The problem comes up because A3 is empty.
Change the rules to use =Today()
or populate A3 with the desired date.
Edit 1: If this is not working for you, check the data type of cells that should be red. If these are not real dates (but text), then they will never meet the condition. Make sure that all cells that look like dates actually contain dates (and not text).
If the lookup table stores the dates as text, then you can make the changes there, because the Vlookup will return the same data type.

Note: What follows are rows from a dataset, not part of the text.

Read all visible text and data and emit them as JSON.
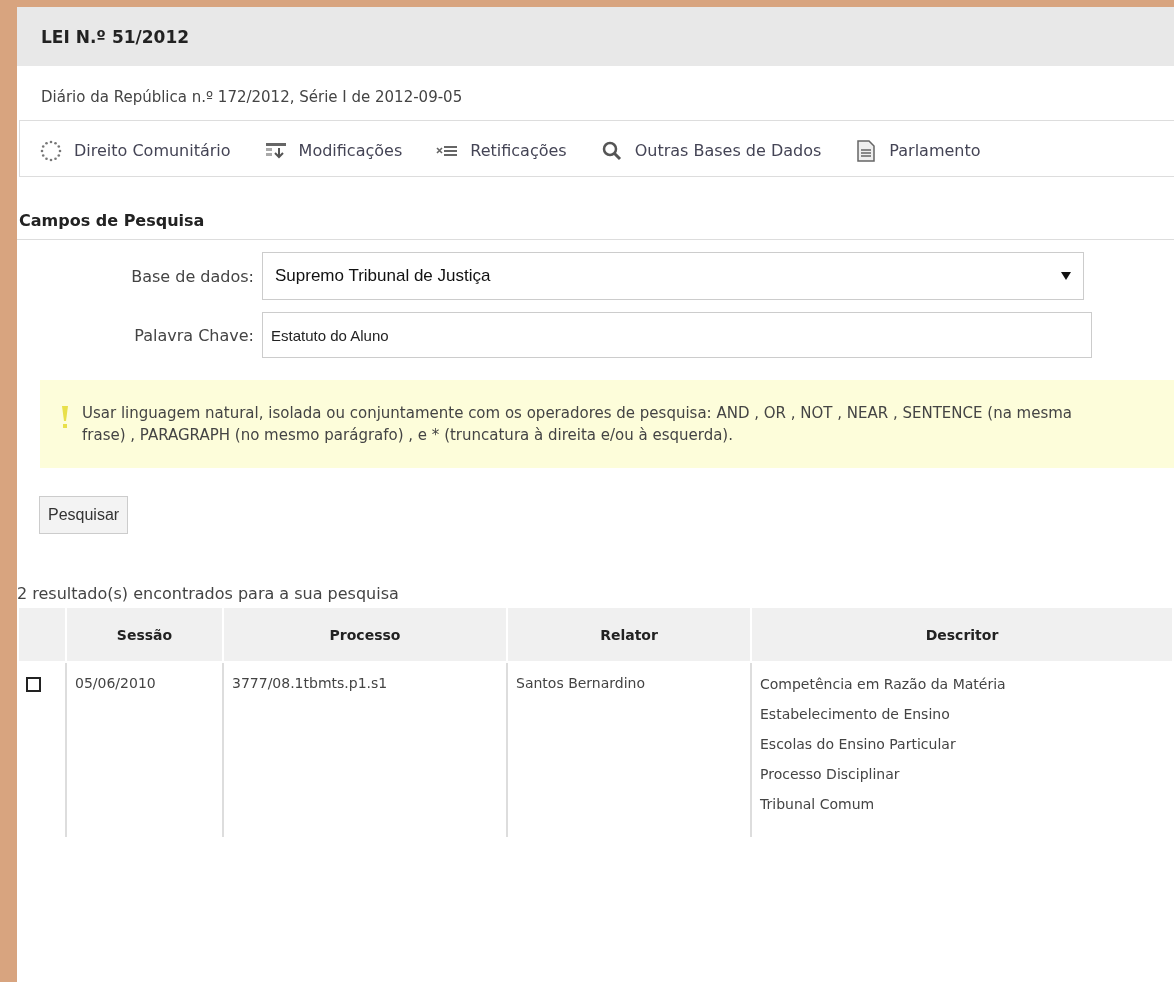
{
  "header": {
    "title": "LEI N.º 51/2012",
    "subtitle": "Diário da República n.º 172/2012, Série I de 2012-09-05"
  },
  "links": [
    {
      "kind": "stars",
      "label": "Direito Comunitário"
    },
    {
      "kind": "table",
      "label": "Modificações"
    },
    {
      "kind": "xlist",
      "label": "Retificações"
    },
    {
      "kind": "search",
      "label": "Outras Bases de Dados"
    },
    {
      "kind": "document",
      "label": "Parlamento"
    }
  ],
  "search_form": {
    "heading": "Campos de Pesquisa",
    "database": {
      "label": "Base de dados:",
      "value": "Supremo Tribunal de Justiça"
    },
    "keyword": {
      "label": "Palavra Chave:",
      "value": "Estatuto do Aluno"
    },
    "hint": "Usar linguagem natural, isolada ou conjuntamente com os operadores de pesquisa: AND , OR , NOT , NEAR , SENTENCE (na mesma frase) , PARAGRAPH (no mesmo parágrafo) , e * (truncatura à direita e/ou à esquerda).",
    "submit": "Pesquisar"
  },
  "results": {
    "summary": "2 resultado(s) encontrados para a sua pesquisa",
    "columns": [
      "Sessão",
      "Processo",
      "Relator",
      "Descritor"
    ],
    "rows": [
      {
        "checked": false,
        "sessao": "05/06/2010",
        "processo": "3777/08.1tbmts.p1.s1",
        "relator": "Santos Bernardino",
        "descritor": [
          "Competência em Razão da Matéria",
          "Estabelecimento de Ensino",
          "Escolas do Ensino Particular",
          "Processo Disciplinar",
          "Tribunal Comum"
        ]
      }
    ]
  }
}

Edit 2: Selecting a cell and changing its format will NOT convert text to a date. You can test if a date is really a date by changing its format to General. If this results in the cell showing a number, then it's a real date. But if the cell appearance does not change, the value is text and you need a different approach.
One option would be to use a helper column with a formula like =DateValue(A1)
. Copy the helper cells and paste them as values over the original cells, then format as date.
Or, put a zero into any cell, copy the cell, then select all cells that may or may not be dates and use Paste Special > tick "Add" > OK. That will convert dates stored as text back to their internal storage number. Then format the cells as dates.
Or, do the conversion after the Vlookup by wrapping a DateValue around the VLookup formula.
=DATEVALUE(VLOOKUP("a",A1:B1,2,0))
The "date" in B1 is really text. The Vlookup returns it as text, but the DateValue() then converts it to a date. If this one throws an error, the date text does not agree with your regional settings of what a date is expected to look like.